Conclusion: Lessons Learned and Tips
Our journey from a clunky bastion to a modern access solution taught us a few valuable lessons:
“New and shiny” isn’t always “better for us.” AWS Verified Access is a powerful service and no doubt the future for many zero-trust network scenarios. If we had strict device compliance requirements or a larger enterprise setup, its policy-based access and deep integration with corporate identity might be worth the cost. But in our case, the simpler Session Manager approach covered 90% of our needs at a fraction of the complexity and cost. It was a reminder that tried-and-true tools can sometimes beat bleeding-edge solutions, depending on the context.
User experience matters, but balance it with security and cost. We were determined to improve UX for our engineers, and we did – moving away from the old jump box improved quality of life significantly. However, we had to also consider security (ensuring the new solution wasn’t trading one risk for another) and cost. We found a sweet spot where UX, security, and cost were all satisfied. Whenever you introduce a new access method, evaluate it holistically: how will users feel about it, is it actually secure, and does it justify the expense?
AWS Session Manager is underrated. Many engineers know Session Manager as “that thing you can use instead of SSH to get a console”. But its port forwarding capability is a game-changer for scenarios like database access. It enabled us to implement a lightweight bastion-as-a-service without maintaining complex infrastructure. If you’re still using old bastion hosts or SSH tunnels, give Session Manager a serious look – it can simplify your life. As AWS’s security blog notes, Session Manager can eliminate the need for bastions and open ports while still giving you necessary access .
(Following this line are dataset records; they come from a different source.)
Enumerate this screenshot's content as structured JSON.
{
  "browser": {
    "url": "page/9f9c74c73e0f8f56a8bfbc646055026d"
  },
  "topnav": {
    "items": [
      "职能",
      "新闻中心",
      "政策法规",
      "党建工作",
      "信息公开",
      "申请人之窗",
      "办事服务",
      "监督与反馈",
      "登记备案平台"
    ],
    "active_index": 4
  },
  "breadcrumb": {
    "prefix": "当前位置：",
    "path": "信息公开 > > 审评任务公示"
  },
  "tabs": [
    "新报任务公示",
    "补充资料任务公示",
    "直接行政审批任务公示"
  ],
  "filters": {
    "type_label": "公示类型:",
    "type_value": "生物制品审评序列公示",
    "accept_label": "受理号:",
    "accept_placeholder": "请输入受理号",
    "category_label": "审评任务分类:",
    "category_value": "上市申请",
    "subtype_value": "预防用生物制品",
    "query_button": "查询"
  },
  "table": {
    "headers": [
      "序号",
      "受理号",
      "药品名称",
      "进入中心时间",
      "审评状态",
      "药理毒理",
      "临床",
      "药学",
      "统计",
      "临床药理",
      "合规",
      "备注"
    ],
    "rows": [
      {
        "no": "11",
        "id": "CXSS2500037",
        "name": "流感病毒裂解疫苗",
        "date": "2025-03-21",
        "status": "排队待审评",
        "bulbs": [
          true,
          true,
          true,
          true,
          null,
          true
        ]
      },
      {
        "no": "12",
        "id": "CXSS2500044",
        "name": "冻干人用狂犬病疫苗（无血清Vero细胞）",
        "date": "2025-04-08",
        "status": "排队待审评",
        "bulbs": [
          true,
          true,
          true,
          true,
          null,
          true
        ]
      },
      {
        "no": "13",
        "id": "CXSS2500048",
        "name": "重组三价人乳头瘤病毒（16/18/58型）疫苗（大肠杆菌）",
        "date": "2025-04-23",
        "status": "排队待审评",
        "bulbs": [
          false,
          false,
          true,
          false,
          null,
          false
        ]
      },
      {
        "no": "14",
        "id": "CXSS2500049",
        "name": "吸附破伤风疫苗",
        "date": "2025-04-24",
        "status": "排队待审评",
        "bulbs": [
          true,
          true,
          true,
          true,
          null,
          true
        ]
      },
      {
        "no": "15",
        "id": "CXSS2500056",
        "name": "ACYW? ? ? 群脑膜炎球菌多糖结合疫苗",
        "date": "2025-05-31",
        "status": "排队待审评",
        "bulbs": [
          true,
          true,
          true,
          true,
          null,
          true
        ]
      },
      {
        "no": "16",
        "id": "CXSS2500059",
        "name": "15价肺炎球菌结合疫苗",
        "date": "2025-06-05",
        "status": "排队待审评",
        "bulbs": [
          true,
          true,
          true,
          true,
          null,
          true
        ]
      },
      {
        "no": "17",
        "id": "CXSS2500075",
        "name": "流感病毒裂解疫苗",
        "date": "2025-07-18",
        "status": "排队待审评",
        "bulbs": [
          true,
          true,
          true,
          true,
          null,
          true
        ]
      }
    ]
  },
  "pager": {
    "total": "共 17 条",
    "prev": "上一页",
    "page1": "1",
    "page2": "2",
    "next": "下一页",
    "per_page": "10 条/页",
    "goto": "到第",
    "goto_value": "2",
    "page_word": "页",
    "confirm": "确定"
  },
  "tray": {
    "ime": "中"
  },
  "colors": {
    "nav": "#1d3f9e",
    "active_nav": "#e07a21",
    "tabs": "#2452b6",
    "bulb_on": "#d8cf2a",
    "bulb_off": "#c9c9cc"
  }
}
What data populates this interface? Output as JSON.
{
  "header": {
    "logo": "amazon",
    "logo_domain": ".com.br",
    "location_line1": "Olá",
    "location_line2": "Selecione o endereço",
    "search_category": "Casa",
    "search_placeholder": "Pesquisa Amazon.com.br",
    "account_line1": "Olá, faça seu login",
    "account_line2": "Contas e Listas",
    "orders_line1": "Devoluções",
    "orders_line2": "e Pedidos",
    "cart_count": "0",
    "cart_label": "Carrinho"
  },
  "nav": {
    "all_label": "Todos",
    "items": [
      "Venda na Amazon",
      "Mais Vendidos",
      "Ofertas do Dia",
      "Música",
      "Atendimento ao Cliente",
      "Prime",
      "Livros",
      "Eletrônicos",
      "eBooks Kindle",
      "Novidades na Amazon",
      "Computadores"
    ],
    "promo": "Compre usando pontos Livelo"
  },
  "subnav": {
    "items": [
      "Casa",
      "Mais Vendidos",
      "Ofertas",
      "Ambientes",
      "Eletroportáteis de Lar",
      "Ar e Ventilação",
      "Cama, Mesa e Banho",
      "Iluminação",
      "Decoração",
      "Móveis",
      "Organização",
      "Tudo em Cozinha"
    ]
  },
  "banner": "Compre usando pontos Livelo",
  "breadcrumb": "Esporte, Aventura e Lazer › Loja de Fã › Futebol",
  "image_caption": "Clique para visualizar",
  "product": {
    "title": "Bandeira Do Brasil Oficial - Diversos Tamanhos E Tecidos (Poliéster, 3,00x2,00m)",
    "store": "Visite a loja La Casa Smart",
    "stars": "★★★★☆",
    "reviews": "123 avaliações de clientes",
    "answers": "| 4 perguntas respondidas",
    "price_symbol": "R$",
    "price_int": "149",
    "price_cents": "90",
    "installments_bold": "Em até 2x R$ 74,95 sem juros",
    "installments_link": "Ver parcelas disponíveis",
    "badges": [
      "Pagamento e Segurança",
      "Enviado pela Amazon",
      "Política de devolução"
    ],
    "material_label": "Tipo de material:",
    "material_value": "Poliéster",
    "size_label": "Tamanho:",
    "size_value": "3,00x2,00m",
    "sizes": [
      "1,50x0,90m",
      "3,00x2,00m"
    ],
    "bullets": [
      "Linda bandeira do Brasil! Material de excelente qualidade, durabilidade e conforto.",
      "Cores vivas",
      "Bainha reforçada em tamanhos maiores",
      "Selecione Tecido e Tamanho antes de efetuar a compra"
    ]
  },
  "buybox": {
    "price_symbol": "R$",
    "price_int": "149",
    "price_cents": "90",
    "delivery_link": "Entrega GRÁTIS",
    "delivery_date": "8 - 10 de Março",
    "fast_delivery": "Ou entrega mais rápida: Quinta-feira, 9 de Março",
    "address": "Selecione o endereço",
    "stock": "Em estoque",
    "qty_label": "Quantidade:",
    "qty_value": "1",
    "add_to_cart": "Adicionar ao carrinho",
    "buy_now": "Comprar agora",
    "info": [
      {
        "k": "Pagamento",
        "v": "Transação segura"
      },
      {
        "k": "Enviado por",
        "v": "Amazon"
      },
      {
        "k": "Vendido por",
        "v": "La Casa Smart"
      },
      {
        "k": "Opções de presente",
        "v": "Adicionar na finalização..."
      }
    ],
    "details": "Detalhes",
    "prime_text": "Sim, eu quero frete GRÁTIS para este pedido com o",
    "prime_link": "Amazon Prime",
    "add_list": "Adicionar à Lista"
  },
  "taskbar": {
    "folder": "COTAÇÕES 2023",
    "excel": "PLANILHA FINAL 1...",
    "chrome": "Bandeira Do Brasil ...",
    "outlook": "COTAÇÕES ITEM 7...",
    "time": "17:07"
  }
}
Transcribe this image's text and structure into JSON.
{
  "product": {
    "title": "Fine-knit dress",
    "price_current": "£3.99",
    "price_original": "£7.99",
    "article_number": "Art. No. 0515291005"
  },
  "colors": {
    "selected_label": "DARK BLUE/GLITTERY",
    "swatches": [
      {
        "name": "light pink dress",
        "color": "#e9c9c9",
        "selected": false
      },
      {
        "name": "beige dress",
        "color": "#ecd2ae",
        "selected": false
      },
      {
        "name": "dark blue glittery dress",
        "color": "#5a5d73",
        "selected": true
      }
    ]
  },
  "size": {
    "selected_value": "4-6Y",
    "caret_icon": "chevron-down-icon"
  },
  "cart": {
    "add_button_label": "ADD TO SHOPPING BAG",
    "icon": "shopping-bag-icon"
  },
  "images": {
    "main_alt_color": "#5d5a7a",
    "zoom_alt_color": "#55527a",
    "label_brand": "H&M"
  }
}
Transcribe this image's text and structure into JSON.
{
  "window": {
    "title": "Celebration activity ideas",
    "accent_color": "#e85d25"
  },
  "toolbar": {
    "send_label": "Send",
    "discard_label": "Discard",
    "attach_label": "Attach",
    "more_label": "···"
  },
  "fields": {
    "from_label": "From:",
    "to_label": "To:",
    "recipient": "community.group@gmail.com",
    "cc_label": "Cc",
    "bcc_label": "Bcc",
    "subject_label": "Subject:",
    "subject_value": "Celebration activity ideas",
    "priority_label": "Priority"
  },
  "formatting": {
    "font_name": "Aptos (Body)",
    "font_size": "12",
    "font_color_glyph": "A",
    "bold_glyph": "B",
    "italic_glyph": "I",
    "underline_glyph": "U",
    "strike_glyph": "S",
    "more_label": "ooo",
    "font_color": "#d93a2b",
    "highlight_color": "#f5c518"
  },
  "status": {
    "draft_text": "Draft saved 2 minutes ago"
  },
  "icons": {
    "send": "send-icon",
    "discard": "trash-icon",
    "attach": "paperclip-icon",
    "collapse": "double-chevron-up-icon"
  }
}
Automation makes perfect. Once you set up a solution like this, invest a bit of time to script it and integrate it into your team’s workflows. Our use of Launch Agents and simple CLI wrappers means nobody is fumbling with long commands or forgetting to start their tunnel. New hires get a smooth experience from day one (“Just run this script and you’re connected”). Little quality-of-life improvements go a long way in adoption of a new tool.
In the end, our team now connects to our databases securely, quickly, and with minimal fuss. We retired the fragile old Windows jump box and significantly cut down our attack surface. We also saved money, which is always a nice bonus. And when AWS improves Verified Access (maybe a fully managed client, Linux support, lower costs?), we’ll be ready to re-evaluate it. But for now, Session Manager has become our go-to solution for remote access to cloud resources.
If you’re in a similar boat – juggling bastions, VPNs, or pondering AWS Verified Access – I hope our story helps you find the approach that works best for you. Sometimes the solution is hiding in plain sight (in our case, in the AWS CLI we were already using). Happy connecting, and may all your database queries be speedy and secure!